Hamilton abused public service to redeem worthless Revolutionary War Continentals and State debts bought up by his friends, with silver specie from American citizens. Aaron Burr ended their political disagreements with a duel.
President Andrew Jackson, his portrait ironically on the $20 Federal Reserve Note, opposed a Central Bank. His three elected terms, the
first stolen by the House of Representatives for Adams, included for a brief time the only debt-free administration.
AJ was impeached until a populist revolution in subsequent election prevented bankers from removing him from power. Old Hickory Jackson used his walking stick to beat down a would-be assassin whose two pistols misfired.
Abraham Lincoln’s portrait is ironically on the $5 Federal Reserve Note. It is also on the copper Penny, zinc core of its former self.
New York bankers offered to finance the Civil War for up to 36%. Lincoln bypassed bankers with direct income tax and mandatory withholding. The Supreme Court declared that unconstitutional.

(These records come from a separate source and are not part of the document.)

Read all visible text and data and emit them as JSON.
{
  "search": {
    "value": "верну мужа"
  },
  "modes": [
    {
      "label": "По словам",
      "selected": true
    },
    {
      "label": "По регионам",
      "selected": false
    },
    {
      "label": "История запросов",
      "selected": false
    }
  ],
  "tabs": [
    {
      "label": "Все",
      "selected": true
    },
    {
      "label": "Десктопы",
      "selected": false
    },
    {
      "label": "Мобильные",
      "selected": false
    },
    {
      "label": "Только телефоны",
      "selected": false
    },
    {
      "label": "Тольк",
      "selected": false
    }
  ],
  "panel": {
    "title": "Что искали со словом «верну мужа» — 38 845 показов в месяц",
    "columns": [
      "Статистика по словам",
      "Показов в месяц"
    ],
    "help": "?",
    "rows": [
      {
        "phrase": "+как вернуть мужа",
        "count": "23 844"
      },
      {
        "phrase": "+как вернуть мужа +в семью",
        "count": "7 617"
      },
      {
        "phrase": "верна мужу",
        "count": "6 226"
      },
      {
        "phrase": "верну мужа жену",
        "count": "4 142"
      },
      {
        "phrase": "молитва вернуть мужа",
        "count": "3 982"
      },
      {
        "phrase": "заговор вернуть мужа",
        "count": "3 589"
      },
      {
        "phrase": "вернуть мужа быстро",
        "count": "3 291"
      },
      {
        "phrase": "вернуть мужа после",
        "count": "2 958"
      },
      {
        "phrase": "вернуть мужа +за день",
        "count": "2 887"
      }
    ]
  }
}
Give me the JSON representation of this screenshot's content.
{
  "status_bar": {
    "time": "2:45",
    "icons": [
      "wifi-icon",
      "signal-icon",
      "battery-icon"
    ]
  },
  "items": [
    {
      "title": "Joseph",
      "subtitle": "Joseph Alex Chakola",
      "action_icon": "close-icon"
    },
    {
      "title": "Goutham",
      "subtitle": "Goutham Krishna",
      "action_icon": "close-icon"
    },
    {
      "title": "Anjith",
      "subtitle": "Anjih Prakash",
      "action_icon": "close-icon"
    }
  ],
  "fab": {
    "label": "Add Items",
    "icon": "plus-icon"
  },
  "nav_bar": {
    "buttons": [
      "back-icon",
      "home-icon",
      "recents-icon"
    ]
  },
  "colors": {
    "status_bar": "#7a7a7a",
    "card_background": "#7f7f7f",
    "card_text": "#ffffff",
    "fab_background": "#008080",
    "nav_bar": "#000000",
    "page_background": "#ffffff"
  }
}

Lincoln bypassed 36% Central banker usury for a time by issuing 3% Greenbacks directly from the US Treasury. He was assassinated by a Confederate agent of the very Secret Service he established under the Treasury
Greenbacks devalued and inflated almost as much as Continental and Confederate paper.
Northern Comstock and Colorado gold and silver discoveries and Sherman Silver Act purchases eventually redeemed Lincoln’s Greenbacks with President Grant’s ($50 Bill) order at the enormous cost of $1.9 Billion, causing severe depression in 1893:
http://easyurl.net/e0b03
Like Fed Chair Ben Bernanke, President Woodrow Wilson came from Princeton University. Wilson’s portrait was on the $100,000 gold certificate used by banks to settle accounts with 5000 ounces of gold. Today that gold costs $5,000,000, suggesting 1000-fold inflation.
In 1913, WW signed off on progressive income tax up to 77%.
He signed the Federal Reserve Bank Act passed by Congress in a hurry just before Christmas recess. He took US into World War I, took over the railroads and broke up Standard Oil.
WW made alcohol and drugs, but not tobacco, illegal. He took billions out of the economy for World War I with Liberty Bonds.